Три дня без чародея - Игорь Мерцалов 11 стр.


Пламя свечей дрогнуло, вода в миске заискрилась, замерцала.

Соколы, соколы, овиды Сварожьи,
Вам все видимо, вам все ведомо.
А мне, Упряму, послушнику чародея,
Ведомы ваши имена.

Вот оно, самое главное Имена произносятся тихо, но внятно. Бывалые волхвы с этого порой и начинают; Наум бы тем же обошелся. Когда-нибудь и Упрям достоин будет силы такой… Стоп, только не отвлекаться!

Соколы, соколы,
За море поглядите,
За океан посмотрите,
Княжну Василису
Велиславну из Тверди углядите,
Да мне покажите!

Вода подернулась дымкой, но через миг очистилась и явила "отраженное извне", как называл это Наум, - башню. Более чем знакомую, потому что это была похожая на кремль башня дивнинского чародея.

Упрям сморгнул в удивлении и не заметил, как сменилась картинка. Теперь в миске отражался… Невдогад. Склонился над картой, пальцем водит, одним глазом в "Землеописание Запада" заглядывает.

Ученик чародея разочарованно подул на воду, изгоняя видение. Где-то он ошибся. И наверняка ошибка простейшая - может, не стоило перед волшбой в загадки вдумываться да Невдогада поминать? Досадно - как-то аж по-детски, до слез. Вот вечно так!

Еще раз перечитав свиток, убедился: внешне все правильно. И свечи по сторонам света ровно стоят, и миска чистая. Может быть, он сбился в тот миг, когда стал мечтать о силе волшебной, о чарах мгновенных? Недостойно сие, ибо завистью попахивает. И неумно. Придется все по новой начинать.

Погасив и снова затеплив свечи, Упрям повторил слова заклинания, только вместо книги взял куклу. Один и тот же предмет дважды подряд использовать не советуют, хотя он и пропитывается магией и зачастую "запоминает" свое первое заклинание. Вот, например, котел иноземный - вполне возможно, что Наум, вернувшись, строго накажет за него Упряма, ведь котел уже второй день находится под чарами! Не исключено, что котел теперь будет пригоден только для полетов…

Или не поздно еще снять заклинание?..

Не отвлекаться!

Поздно - после слов "да мне покажите" в миске опять возник Невдогад, теперь уже сосредоточенно что-то пишущий (вот нахал, даже не спросил разрешения взяться за письменный прибор!). Леший побери его, да что за невезуха? Ладно, попробуем с гребешком.

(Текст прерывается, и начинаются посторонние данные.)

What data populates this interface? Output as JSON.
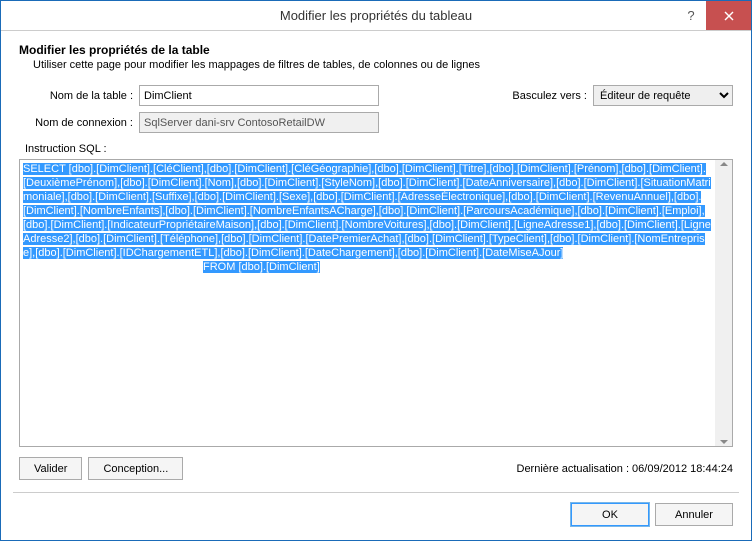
{
  "window": {
    "title": "Modifier les propriétés du tableau"
  },
  "header": {
    "heading": "Modifier les propriétés de la table",
    "subheading": "Utiliser cette page pour modifier les mappages de filtres de tables, de colonnes ou de lignes"
  },
  "form": {
    "table_name_label": "Nom de la table :",
    "table_name_value": "DimClient",
    "connection_label": "Nom de connexion :",
    "connection_value": "SqlServer dani-srv ContosoRetailDW",
    "switch_label": "Basculez vers :",
    "switch_value": "Éditeur de requête",
    "sql_label": "Instruction SQL :",
    "sql_select": "SELECT [dbo].[DimClient].[CléClient],[dbo].[DimClient].[CléGéographie],[dbo].[DimClient].[Titre],[dbo].[DimClient].[Prénom],[dbo].[DimClient].[DeuxièmePrénom],[dbo].[DimClient].[Nom],[dbo].[DimClient].[StyleNom],[dbo].[DimClient].[DateAnniversaire],[dbo].[DimClient].[SituationMatrimoniale],[dbo].[DimClient].[Suffixe],[dbo].[DimClient].[Sexe],[dbo].[DimClient].[AdresseÉlectronique],[dbo].[DimClient].[RevenuAnnuel],[dbo].[DimClient].[NombreEnfants],[dbo].[DimClient].[NombreEnfantsACharge],[dbo].[DimClient].[ParcoursAcadémique],[dbo].[DimClient].[Emploi],[dbo].[DimClient].[IndicateurPropriétaireMaison],[dbo].[DimClient].[NombreVoitures],[dbo].[DimClient].[LigneAdresse1],[dbo].[DimClient].[LigneAdresse2],[dbo].[DimClient].[Téléphone],[dbo].[DimClient].[DatePremierAchat],[dbo].[DimClient].[TypeClient],[dbo].[DimClient].[NomEntreprise],[dbo].[DimClient].[IDChargementETL],[dbo].[DimClient].[DateChargement],[dbo].[DimClient].[DateMiseAJour]",
    "sql_from": "FROM [dbo].[DimClient]"
  },
  "buttons": {
    "validate": "Valider",
    "design": "Conception...",
    "ok": "OK",
    "cancel": "Annuler"
  },
  "status": {
    "last_update": "Dernière actualisation : 06/09/2012 18:44:24"
  }
}
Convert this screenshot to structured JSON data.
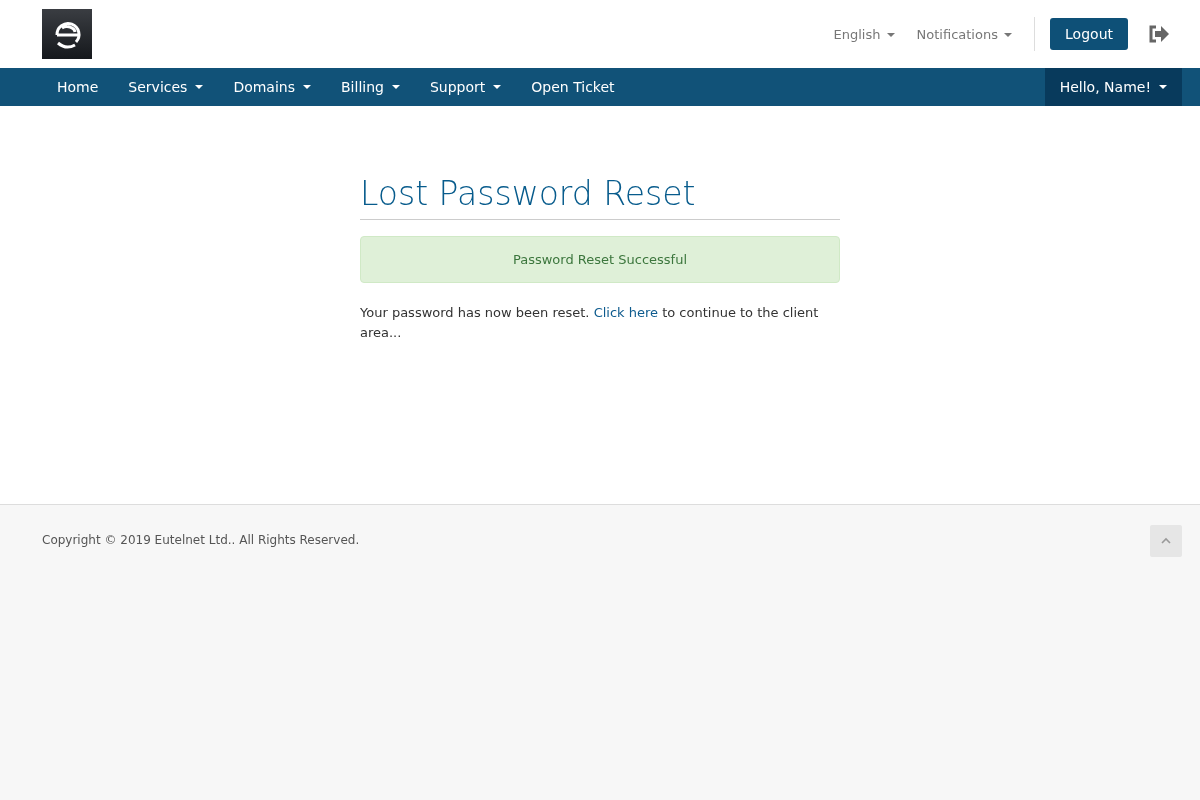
{
  "header": {
    "language": "English",
    "notifications": "Notifications",
    "logout": "Logout"
  },
  "nav": {
    "items": [
      {
        "label": "Home",
        "dropdown": false
      },
      {
        "label": "Services",
        "dropdown": true
      },
      {
        "label": "Domains",
        "dropdown": true
      },
      {
        "label": "Billing",
        "dropdown": true
      },
      {
        "label": "Support",
        "dropdown": true
      },
      {
        "label": "Open Ticket",
        "dropdown": false
      }
    ],
    "user": "Hello, Name!"
  },
  "main": {
    "title": "Lost Password Reset",
    "alert": "Password Reset Successful",
    "text_before": "Your password has now been reset.",
    "link": "Click here",
    "text_after": "to continue to the client area..."
  },
  "footer": {
    "copyright": "Copyright © 2019 Eutelnet Ltd.. All Rights Reserved."
  }
}
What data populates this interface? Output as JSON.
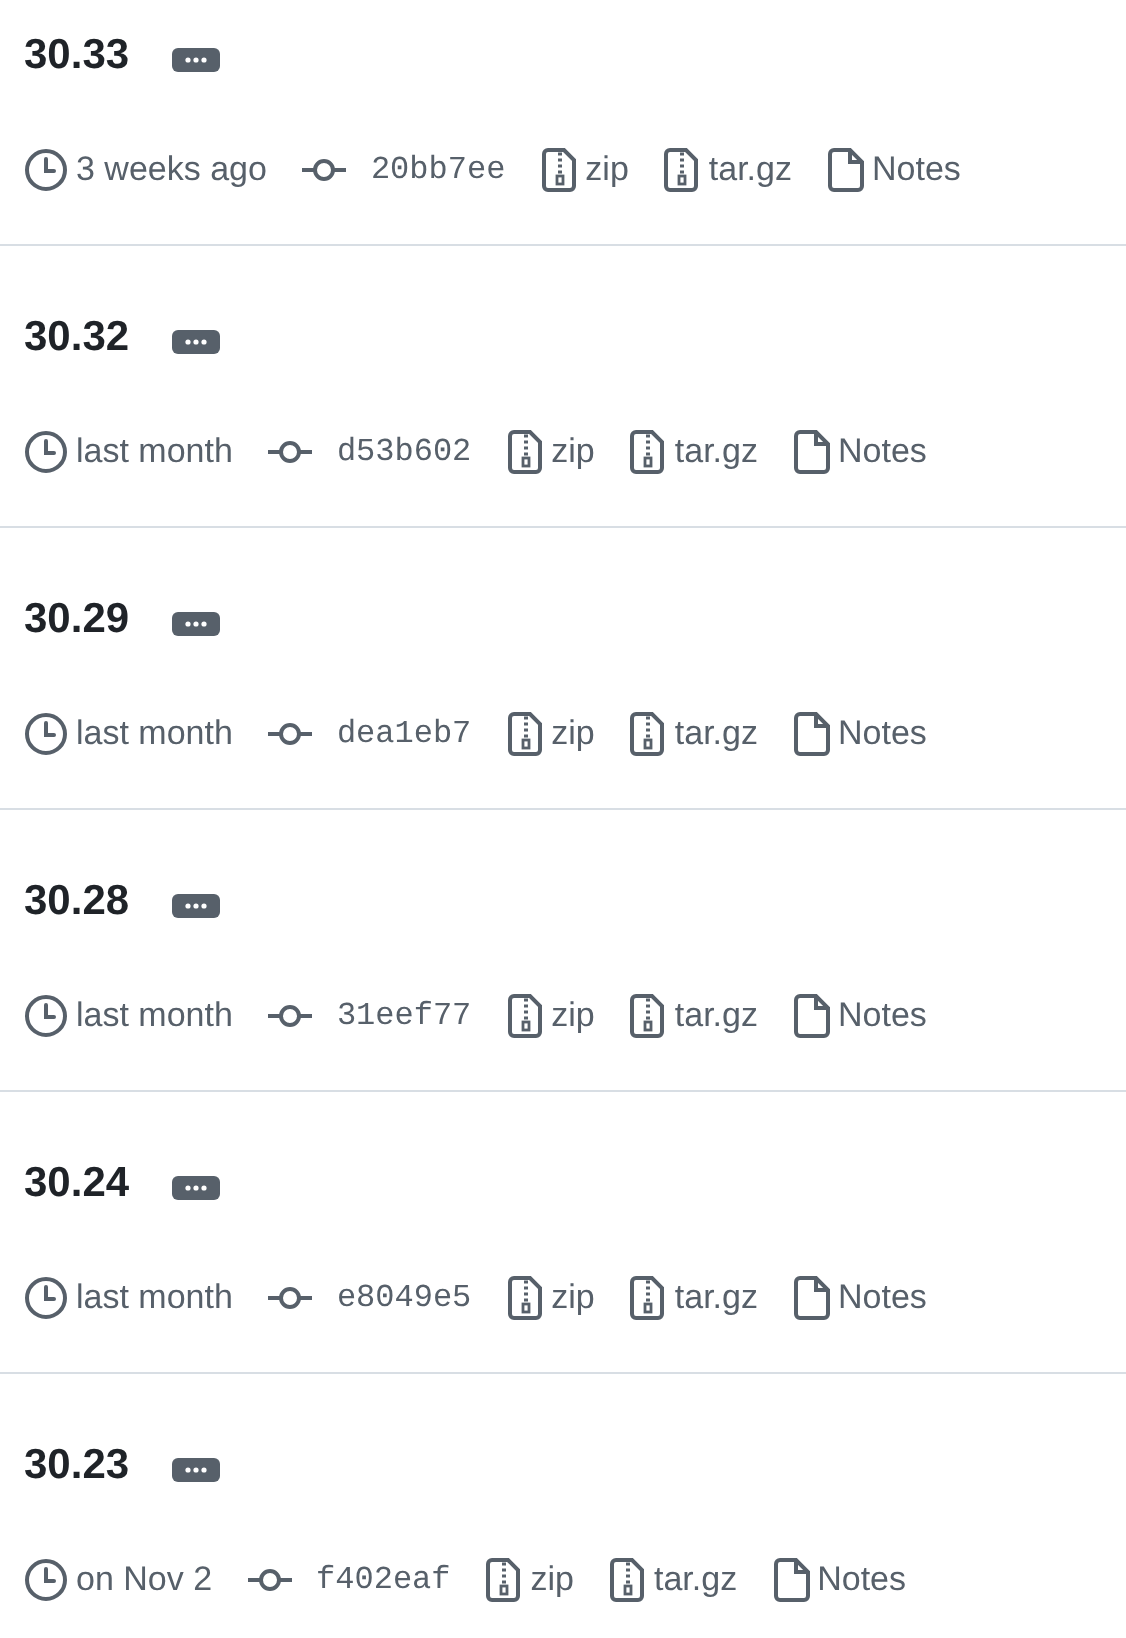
{
  "tags": [
    {
      "name": "30.33",
      "time": "3 weeks ago",
      "commit": "20bb7ee",
      "zip": "zip",
      "targz": "tar.gz",
      "notes": "Notes"
    },
    {
      "name": "30.32",
      "time": "last month",
      "commit": "d53b602",
      "zip": "zip",
      "targz": "tar.gz",
      "notes": "Notes"
    },
    {
      "name": "30.29",
      "time": "last month",
      "commit": "dea1eb7",
      "zip": "zip",
      "targz": "tar.gz",
      "notes": "Notes"
    },
    {
      "name": "30.28",
      "time": "last month",
      "commit": "31eef77",
      "zip": "zip",
      "targz": "tar.gz",
      "notes": "Notes"
    },
    {
      "name": "30.24",
      "time": "last month",
      "commit": "e8049e5",
      "zip": "zip",
      "targz": "tar.gz",
      "notes": "Notes"
    },
    {
      "name": "30.23",
      "time": "on Nov 2",
      "commit": "f402eaf",
      "zip": "zip",
      "targz": "tar.gz",
      "notes": "Notes"
    }
  ]
}
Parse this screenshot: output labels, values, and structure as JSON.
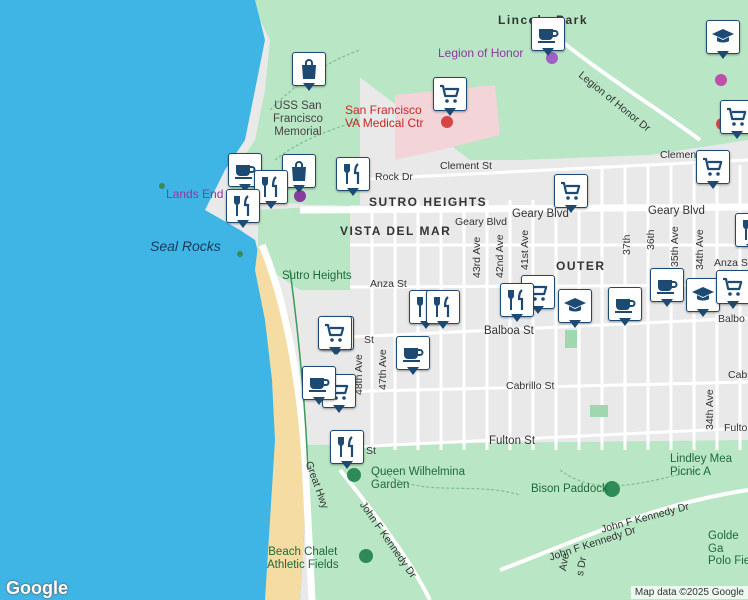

Давя в себе раздражение, Упрям принялся переколдовывать, но на сей раз волшба его окончилась совершенно непредвиденно. Уже на словах "как тверд камень Алатырь" вода в миске явила Невдогада, а пламя свечей взбухло, рванулось к потолку, сплелось в жаркий клубок, а из него выпорхнул великолепный сокол в золотом оперении. Не узнать его было трудно: это его истинное имя следовало произносить вперворяд, а имя это настолько тайное, что даже в самых редких магических книгах упоминается не всегда. Волхвы уважительно зовут этого сокола Востоком или Солнечным Лучом. Сам Сварог его поставил присматривать за Правдой богов на земле, надзирать за судом, закон оберегать, главным среди своих соколов назначил…

- Разуй глаза, дубина стоеросовая! - проклекотал сокол, не без труда приглушая громоподобный свой голос. - Остолоп, делать нам нечего, кроме как Василису тебе указывать. И как только Наум такую бестолочь взял в ученики? Ты гляди в миску-то, гляди!

Потрясенный и еще не до конца понимающий, что происходит, Упрям опустил глаза. И вода показала ему, как Невдогад, воровато оглянувшись на дверь, стянул с головы малахай.

И рассыпались по плечам льняные локоны. Немного слежавшиеся за сутки, но все равно роскошные. Василиса расчесала их пятерней, проветрила и со вздохом принялась опять упрятывать под малахай.

- Дошло? - осведомился устроившийся на столе Восток.

- Дошло, - дрогнувшим голосом признал Упрям. - Дошло, о зоркий служитель Сварога Справедливого, мудрый прекрасный Солнечный Луч…

- Не подлизывайся, - сурово оборвал его сокол. - По уму, стоило бы запретить тебе на веки вечные мое имя призывать. Но… из уважения к Науму и ради земли славянской… так уж и быть, запрет мой только до полудня продлится. Хотя я бы на твоем месте самое меньшее до завтра поостерегся бы волхвовать.

- Спасибо тебе, Солнечный Луч!

- На здоровье. Обращайся, если что, - хмуро ответила птица и исчезла в яркой вспышке.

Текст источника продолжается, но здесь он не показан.